How can PubCompare.ai help with the optimal use and comparison of Hydroxytoluene, Butylated (BHT)?

PubCompare.ai can assist researchers in the optimal use and comparison of Hydroxytoluene, Butylated (BHT) in several ways: 1. Efficency screening: The platform helps you screen protocol literature more efficiently, allowing you to quickly identify the most relevant and effective methods related to BHT. 2. AI-driven insights: PubCompare.ai's AI-powered analysis can highlight key differences in protocol effectiveness, enabling you to choose the best option for reproducibility and accuracy in your BHT-related research. 3. Informed decision-making: By leveraging the platform's advanced comparisons, you can make more informed decisions about the most reliable and effective protocols for working with BHT, improving your research efficiency.

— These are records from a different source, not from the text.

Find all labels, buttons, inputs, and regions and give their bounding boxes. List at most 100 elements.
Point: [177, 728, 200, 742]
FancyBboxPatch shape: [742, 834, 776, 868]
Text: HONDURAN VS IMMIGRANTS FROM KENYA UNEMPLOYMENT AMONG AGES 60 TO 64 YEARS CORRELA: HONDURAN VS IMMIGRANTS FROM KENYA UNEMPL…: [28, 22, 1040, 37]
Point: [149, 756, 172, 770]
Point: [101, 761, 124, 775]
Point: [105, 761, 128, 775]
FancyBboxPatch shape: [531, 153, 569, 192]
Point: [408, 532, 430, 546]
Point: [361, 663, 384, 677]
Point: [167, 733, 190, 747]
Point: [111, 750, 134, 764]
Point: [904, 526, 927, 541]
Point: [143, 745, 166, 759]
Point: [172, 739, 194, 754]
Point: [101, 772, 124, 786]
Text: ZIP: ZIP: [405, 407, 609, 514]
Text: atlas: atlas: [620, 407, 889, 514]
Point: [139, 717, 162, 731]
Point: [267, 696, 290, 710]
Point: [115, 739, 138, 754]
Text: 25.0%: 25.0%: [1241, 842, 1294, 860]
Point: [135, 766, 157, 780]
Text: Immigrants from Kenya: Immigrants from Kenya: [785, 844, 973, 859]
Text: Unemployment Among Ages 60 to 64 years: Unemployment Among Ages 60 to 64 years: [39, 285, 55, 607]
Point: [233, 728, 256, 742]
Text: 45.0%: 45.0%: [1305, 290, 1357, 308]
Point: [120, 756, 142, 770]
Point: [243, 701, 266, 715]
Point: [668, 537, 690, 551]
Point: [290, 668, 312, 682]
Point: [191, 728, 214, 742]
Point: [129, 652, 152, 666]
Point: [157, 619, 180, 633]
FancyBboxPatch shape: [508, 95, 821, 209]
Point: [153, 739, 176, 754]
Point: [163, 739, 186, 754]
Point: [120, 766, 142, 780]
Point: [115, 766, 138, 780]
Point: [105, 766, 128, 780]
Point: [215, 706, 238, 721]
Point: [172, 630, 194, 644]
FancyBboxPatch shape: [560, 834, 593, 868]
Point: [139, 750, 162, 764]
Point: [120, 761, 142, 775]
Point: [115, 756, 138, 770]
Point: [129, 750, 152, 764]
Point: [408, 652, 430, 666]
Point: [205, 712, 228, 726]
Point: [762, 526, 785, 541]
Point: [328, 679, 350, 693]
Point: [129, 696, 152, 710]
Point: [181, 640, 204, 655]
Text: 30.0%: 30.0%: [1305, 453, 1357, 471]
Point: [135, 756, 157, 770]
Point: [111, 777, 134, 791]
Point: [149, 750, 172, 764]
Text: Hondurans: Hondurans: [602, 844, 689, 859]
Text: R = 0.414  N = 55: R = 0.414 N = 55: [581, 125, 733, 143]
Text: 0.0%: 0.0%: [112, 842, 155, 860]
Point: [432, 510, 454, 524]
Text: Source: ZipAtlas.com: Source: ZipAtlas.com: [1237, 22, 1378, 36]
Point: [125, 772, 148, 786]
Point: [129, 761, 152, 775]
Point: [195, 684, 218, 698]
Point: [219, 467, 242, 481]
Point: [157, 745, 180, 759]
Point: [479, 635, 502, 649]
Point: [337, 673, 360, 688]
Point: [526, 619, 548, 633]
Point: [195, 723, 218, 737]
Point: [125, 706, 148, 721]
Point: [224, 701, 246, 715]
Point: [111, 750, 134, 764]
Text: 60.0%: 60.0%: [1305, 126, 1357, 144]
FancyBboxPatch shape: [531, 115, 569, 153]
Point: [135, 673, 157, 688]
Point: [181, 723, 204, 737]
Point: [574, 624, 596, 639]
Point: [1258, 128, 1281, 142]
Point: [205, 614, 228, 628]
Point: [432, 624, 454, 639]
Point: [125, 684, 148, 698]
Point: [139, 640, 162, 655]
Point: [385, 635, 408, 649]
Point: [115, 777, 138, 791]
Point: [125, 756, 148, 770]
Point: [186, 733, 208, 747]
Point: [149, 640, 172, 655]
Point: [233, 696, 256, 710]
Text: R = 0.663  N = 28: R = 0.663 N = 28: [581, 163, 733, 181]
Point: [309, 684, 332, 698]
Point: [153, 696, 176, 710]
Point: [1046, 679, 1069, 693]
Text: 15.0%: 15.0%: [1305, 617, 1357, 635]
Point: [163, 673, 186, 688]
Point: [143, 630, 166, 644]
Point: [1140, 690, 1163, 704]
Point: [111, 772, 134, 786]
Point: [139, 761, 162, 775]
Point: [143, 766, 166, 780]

What are some of the ongoing reseach efforts related to the efficacy and safety of Butylated Hydroxytoluene (BHT)?

Resaerch on the efficacy and safety of Butylated Hydroxytoluene (BHT) is ongoing. While BHT is a widely used compound, there are still some questions and concerns around its potential toxicity and long-term effects. Researchers are continually investigating the safety of BHT, particularly at higher doses, and exploring alternative antioxidant compounds that may be more benign. The goal is to ensure the safe and effective use of BHT in food, cosmetics, and other applications.

More about "Hydroxytoluene, Butylated"

Butylated Hydroxytoluene (BHT) is a widely used food additive, preservative, and antioxidant that helps prevent fats and oils from becoming rancid.
It is a phenol derivative with the chemical formula CH3C6H3(OH)(C4H9), comprising a toluene moiety with a hydroxy group and a butyl group attached.
BHT is commonly employed in a variety of products, including cosmetics, pharmaceuticals, and industrial applications, to inhibit oxidation and extend shelf life.
Research on the efficacy and safety of Butylated Hydroxytoluene is ongoing, with studies examining its potential benefits and drawbacks.
Closely related compounds, such as Thiobarbituric Acid and DPPH, are also used to assess antioxidant activity and lipid oxidation.
Analytical techniques, like Sep-Pak C18 cartridge purification and Methanol extraction, are often employed to isolate and quantify BHT and related compounds.
Additionally, Gallic Acid, Trichloroacetic Acid, Ascorbic Acid, and Quercetin are sometimes used as reference standards or in combination with BHT to evaluate its performance.
As an important food additive and preservative, the continued investigation into Butylated Hydroxytoluene, its applications, and its safety profile remains an active area of research.
Optimizing research protocols and enhancing reproducibility are key to advancing our understanding of this versatile compound.